In this case: a cricket ticket.
It is the final day of the 100th test match between England and India. Without going into the detail of cricket rules, the day is all about England bowling out India in their second innings (any questions?). The better the sportsmen play, the longer the game lasts, but never longer than five days. This Test game between the world's leading teams (by the way nothing to do with a "test run", that's just what they call it, and it's a real game) needed a fifth day, which everyone found out on Sunday. Tickets went on sale at 8:30 in the morning, one ticket per person, cash only. After two hours of queueing (thanks to the cash only rule the queue never stopped moving) we made it in to Lord's Cricket Ground, one of London's most prestigious sporting venues. If you don't know the game at all, you won't understand what it says on the scoreboard and you might think that the players are standing around the whole day, balling some balls. It's a bit more complicated than football indeed, and some explanations from an expert are useful. Also bring your own radio to listen to the commentator. We had one with a dynamo. Besides giving you something to do, this is also a very environment friendly solution.

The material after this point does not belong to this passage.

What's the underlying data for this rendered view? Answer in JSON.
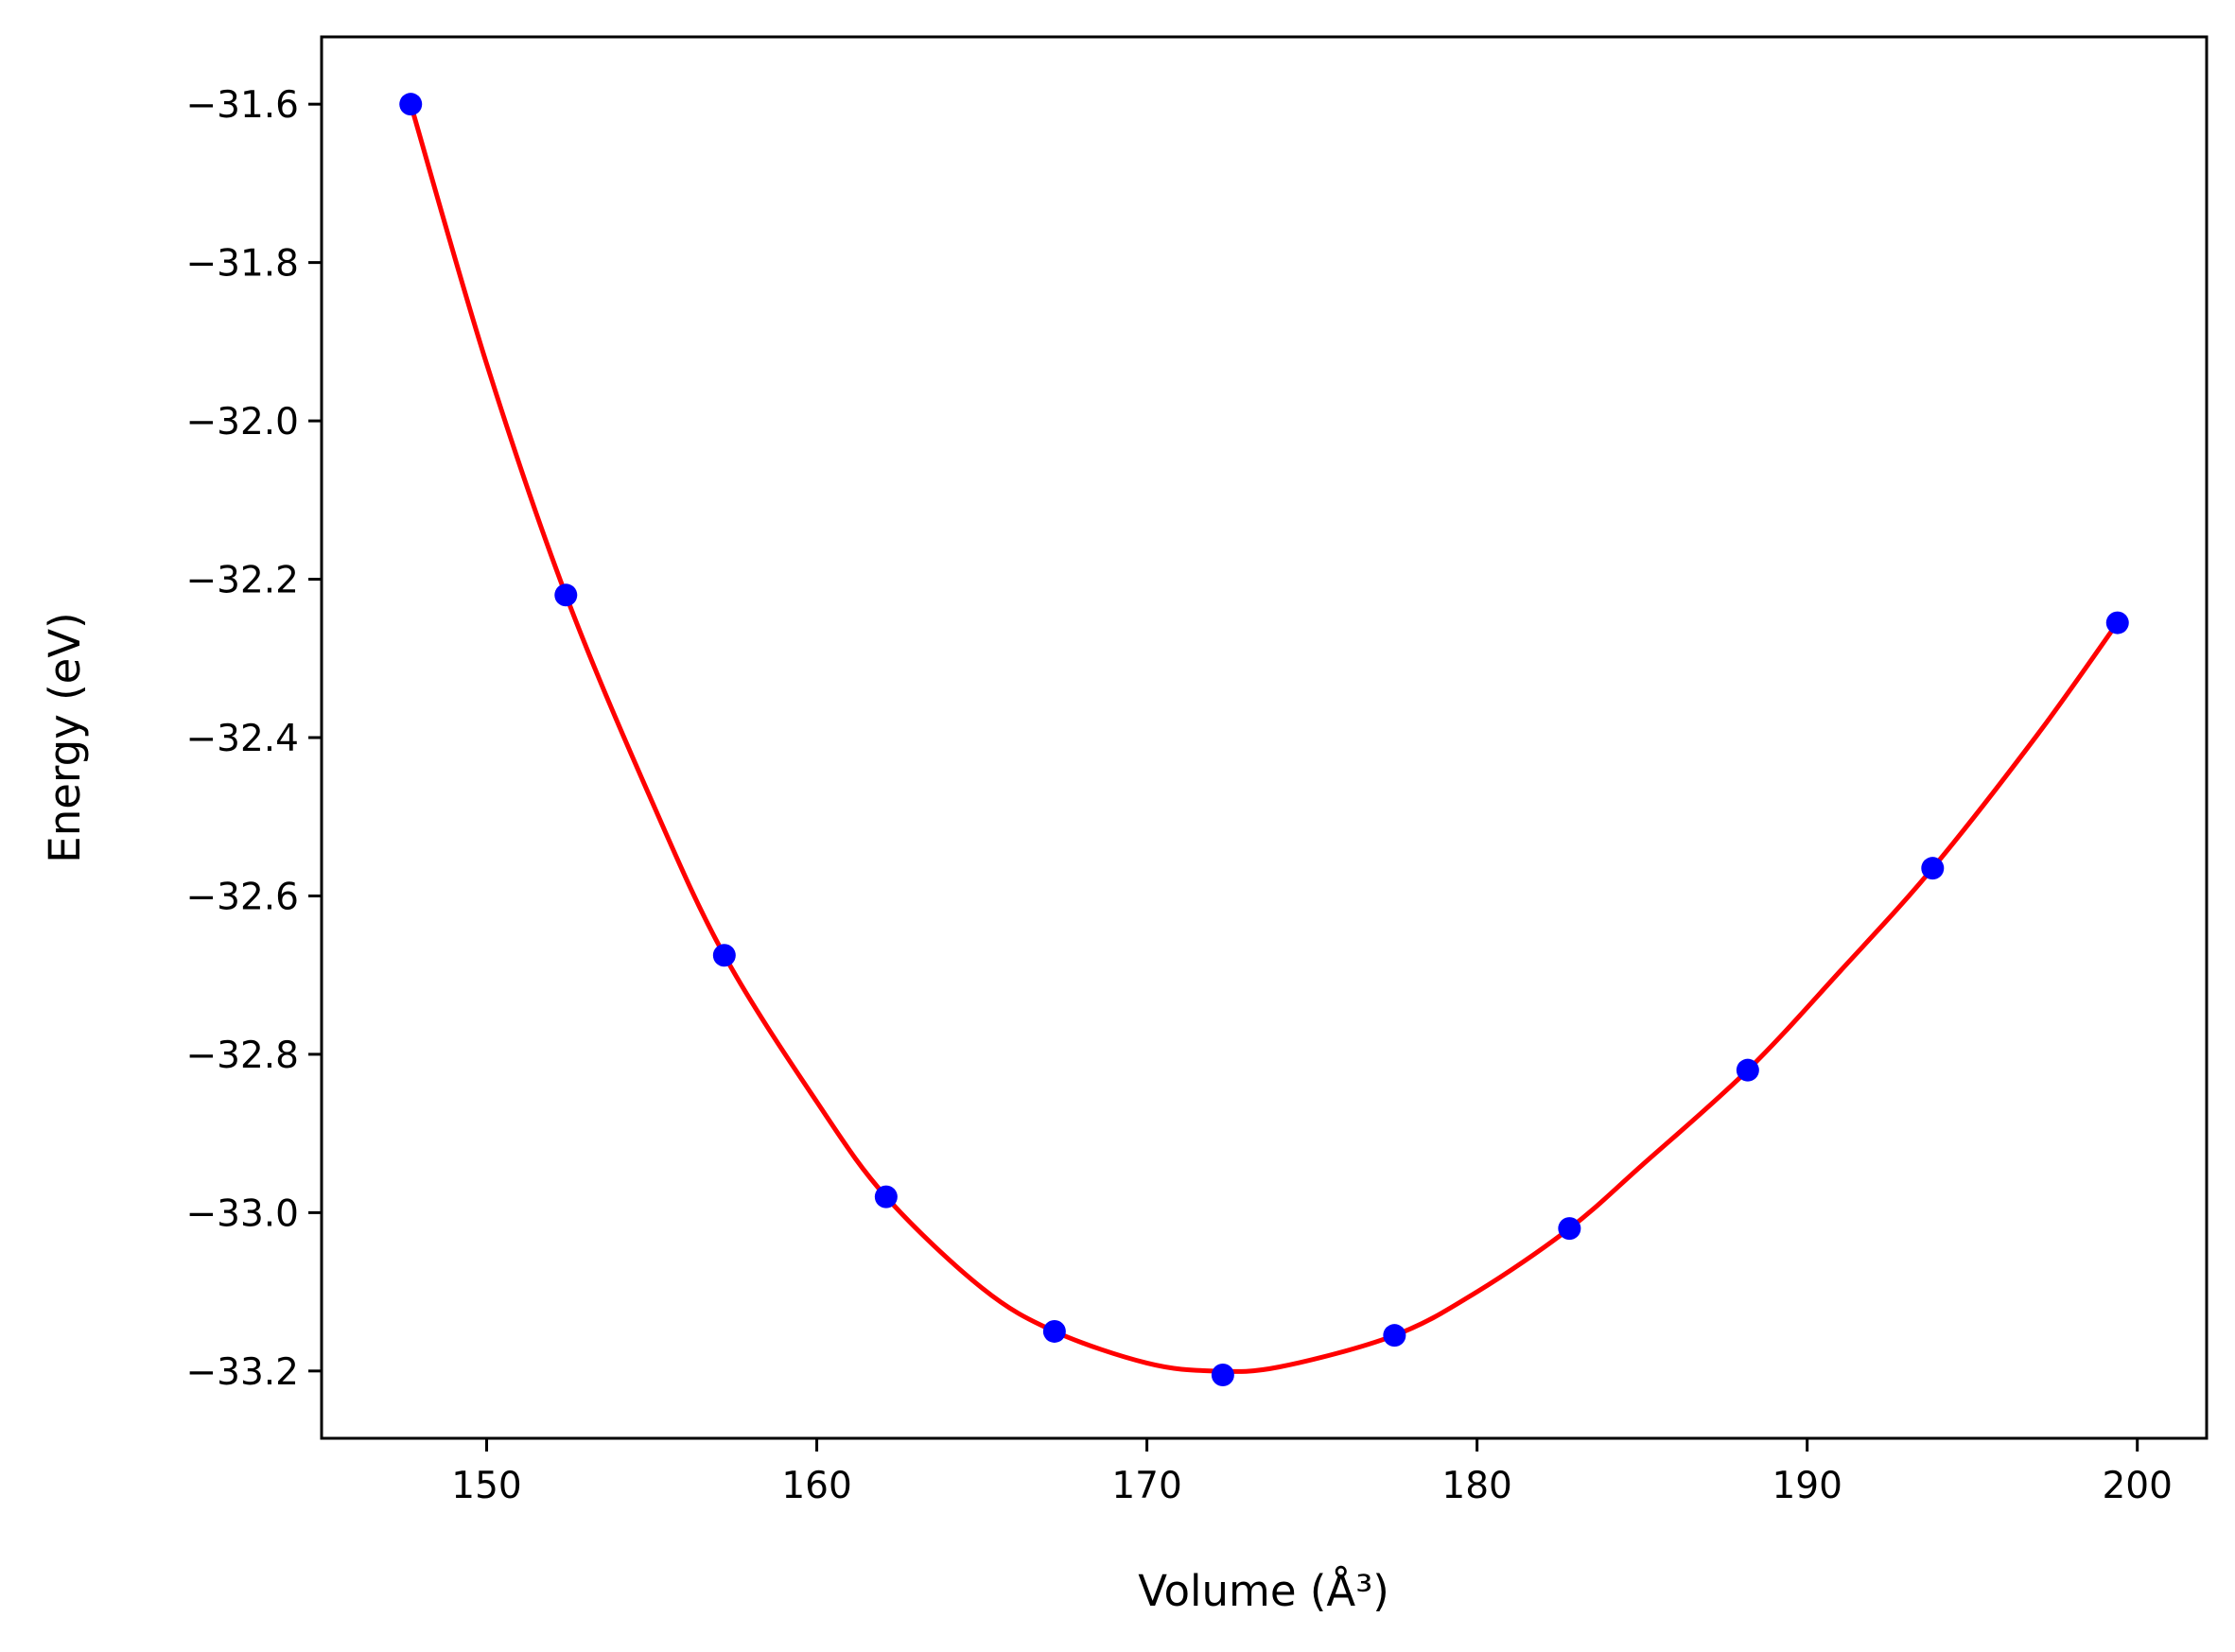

Another thing a newcomer should know: you can bring a picnic and a bottle of wine per person into the ground. Food and drinks are crucial, because there is another British institutional part to the game: Lunch and Afternoon Tea. The game is interrupted at 1 pm for a 45 minute lunch break (for players and spectators alike) and once again at 4 pm for tea. No joke! Remember Asterix and Obelix in Britain when British stop the war for tea? Same deal.
What struck me most, was the peaceful and friendly atmosphere of the sport. Indian and English fans were sitting together, shoulder to shoulder, respectfully applauding the other player's runs. No hooligan problems in cricket! When India star batsman, Tendulkar (the "Roger Federer" of the cricket world) entered the court, all 26'000 fans stood up and gave him a huge ovation. During the tea break I heard a father saying to his son: "It's nice and civilised, isn't it?" After weeks of particularly devastating news - the Oslo twin attacks, the famine in Somalia, the death of the talented Amy Winehouse - simple words to describe how this world could be.